Un manque de confiance dans son équipement qui a déjà fait hésiter Serge* au moment d’appuyer sur la détente « parce que c’était trop loin, ou bien parce qu’il y avait trop de monde autour de la cible, ou qu’elle était trop mobile », explique-t-il. « Quand je suis pratiquement sûr, ou qu’il y a beaucoup de chances pour que mon tir atteigne ma cible, je tire. Mais il y en a un tiers que je ne peux pas faire, car je sais que ça n’ira pas au ‘but’, et qu’il y aura un problème », affirme le CRS.

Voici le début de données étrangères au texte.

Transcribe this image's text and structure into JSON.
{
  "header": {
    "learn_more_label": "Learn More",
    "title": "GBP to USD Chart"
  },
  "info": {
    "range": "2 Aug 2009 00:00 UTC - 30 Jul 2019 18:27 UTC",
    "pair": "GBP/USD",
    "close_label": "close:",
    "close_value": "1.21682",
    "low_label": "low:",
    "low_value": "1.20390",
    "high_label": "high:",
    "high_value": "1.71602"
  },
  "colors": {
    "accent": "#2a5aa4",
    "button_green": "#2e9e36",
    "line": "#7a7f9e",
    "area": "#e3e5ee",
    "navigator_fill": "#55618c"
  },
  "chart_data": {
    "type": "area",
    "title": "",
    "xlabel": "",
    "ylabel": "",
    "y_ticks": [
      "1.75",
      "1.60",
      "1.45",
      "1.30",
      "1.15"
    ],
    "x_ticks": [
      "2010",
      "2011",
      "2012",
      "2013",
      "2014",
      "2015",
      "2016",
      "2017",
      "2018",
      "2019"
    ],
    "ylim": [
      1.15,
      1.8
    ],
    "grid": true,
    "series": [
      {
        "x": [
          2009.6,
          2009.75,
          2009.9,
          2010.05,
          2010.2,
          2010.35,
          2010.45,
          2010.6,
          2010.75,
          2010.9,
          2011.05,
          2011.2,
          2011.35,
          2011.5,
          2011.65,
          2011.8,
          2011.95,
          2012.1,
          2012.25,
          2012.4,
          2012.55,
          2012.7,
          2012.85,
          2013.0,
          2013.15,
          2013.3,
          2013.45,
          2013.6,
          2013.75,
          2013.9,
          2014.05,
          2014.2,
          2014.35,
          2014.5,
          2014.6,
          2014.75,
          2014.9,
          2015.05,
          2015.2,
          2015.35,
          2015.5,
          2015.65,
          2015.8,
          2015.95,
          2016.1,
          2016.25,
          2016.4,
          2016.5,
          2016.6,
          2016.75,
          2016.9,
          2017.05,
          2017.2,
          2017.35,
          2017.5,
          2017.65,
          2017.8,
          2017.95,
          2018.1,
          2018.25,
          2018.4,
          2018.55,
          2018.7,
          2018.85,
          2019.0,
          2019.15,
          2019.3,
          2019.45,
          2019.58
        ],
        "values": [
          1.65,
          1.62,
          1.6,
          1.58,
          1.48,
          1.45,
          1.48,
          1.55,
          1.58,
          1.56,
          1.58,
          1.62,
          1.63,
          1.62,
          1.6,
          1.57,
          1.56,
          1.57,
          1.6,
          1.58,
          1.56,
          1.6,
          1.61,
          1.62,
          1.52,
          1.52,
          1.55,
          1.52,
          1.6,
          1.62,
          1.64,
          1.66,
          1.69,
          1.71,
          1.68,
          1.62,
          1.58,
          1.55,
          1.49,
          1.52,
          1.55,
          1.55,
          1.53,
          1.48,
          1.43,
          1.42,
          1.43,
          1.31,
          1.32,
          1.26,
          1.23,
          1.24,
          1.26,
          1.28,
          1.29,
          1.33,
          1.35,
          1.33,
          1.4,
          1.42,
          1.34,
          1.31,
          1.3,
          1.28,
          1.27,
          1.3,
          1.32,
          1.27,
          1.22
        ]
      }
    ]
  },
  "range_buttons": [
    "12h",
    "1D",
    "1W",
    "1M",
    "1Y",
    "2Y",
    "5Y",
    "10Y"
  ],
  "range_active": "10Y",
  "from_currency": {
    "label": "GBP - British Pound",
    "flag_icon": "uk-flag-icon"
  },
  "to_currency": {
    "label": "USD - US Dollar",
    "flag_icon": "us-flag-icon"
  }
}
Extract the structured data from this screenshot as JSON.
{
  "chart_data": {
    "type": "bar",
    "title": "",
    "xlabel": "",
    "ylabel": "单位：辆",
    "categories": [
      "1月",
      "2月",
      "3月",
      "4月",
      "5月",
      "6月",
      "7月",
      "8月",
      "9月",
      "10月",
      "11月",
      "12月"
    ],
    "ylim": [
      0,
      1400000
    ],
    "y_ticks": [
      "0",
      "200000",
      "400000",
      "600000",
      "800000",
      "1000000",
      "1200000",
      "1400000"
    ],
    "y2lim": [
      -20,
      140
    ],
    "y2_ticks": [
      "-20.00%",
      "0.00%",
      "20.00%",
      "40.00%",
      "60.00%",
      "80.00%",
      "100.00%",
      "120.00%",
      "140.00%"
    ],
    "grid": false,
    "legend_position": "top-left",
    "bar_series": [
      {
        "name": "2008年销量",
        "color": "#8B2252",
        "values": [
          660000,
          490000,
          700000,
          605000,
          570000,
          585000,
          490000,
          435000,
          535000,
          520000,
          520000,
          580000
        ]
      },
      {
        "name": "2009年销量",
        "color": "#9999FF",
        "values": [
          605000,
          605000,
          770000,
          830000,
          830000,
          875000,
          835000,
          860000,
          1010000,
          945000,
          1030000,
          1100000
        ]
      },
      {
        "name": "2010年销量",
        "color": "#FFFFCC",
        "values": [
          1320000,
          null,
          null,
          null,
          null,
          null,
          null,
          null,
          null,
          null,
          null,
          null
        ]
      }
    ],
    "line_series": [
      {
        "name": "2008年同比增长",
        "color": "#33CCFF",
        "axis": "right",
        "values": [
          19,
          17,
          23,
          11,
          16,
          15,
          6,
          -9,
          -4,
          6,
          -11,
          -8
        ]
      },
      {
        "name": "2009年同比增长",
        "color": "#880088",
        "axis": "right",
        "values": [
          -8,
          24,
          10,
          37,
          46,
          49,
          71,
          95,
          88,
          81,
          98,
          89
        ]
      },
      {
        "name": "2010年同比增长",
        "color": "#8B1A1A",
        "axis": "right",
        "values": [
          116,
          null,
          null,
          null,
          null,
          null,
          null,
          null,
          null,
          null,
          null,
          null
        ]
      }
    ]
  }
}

14 cm de différence à l’impact entre deux tirs identiques

Et Serge* n’est pas le seul à avoir ce sentiment : plusieurs CRS de différentes compagnies ont confié avoir le même ressenti. Et d’après les informations d’Europe 1, le doute est en effet permis : en test, entre deux tirs identiques, il a été relevé 14 centimètres de différence à l’impact après un tir de LBD. Mais surtout, ce qu’il faut savoir, c’est que l’arme est réglée pour tirer à 30 mètres de la cible. Si, par exemple, en manifestation, vous êtes à 20 mètres, le point touché sera 15 centimètres plus haut que celui visé. Or il n’y a aucune indication de distance intégrée à l’arme quand on vise.

Trop peu d’entraînement

En plus d’un certaine impression quant à l’impact, et aux conditions de tirs qui sont souvent dégradées, l’autre point de friction est le manque d’entraînement. D’après les membres des forces de l’ordre interrogés par Europe 1, il y en a trop peu. D’autant que l’habilitation LBD s’obtient en une journée avec présentation de l’arme, puis 3 tirs d’entraînement et 5 tirs devant l’examinateur. Il suffit alors d’avoir touché trois fois la cible.

Serge*, qui se considère « relativement bon tireur », se souvient parfaitement de son test d’habilitation. S’il a eu la cible trois fois sur « [ses] cinq tirs d’habilitation », il se « demande encore comment c’est passé » : « Par beau temps, de jour, sans stress, sans tenue de maintien de l’ordre sur le dos, en tirant en plein dans le thorax, il [le projectile, ndlr] a atteint la tête », se souvient-il. Et cette habilitation, qui ne le rassure pas lui-même, est valable trois ans.

La durée a même été rallongée d’une année en novembre 2017 notamment pour des questions de moyens. Il n’y a pas assez de formateurs et l’on fait des économies de munitions. Mais le LBD reste une arme intermédiaire utile, voire indispensable, entre le bâton et les armes à balles réelles. « C’est vrai pour le LBD, mais ça s’applique presque pour tout, la formation coûte chère et demande du temps », déplore un autre policier. Du côté des commissaires, certains plaident pour un changement de doctrine d’emploi. Une réforme globale du maintien de l’ordre est en ce moment à l’étude place Beauvau.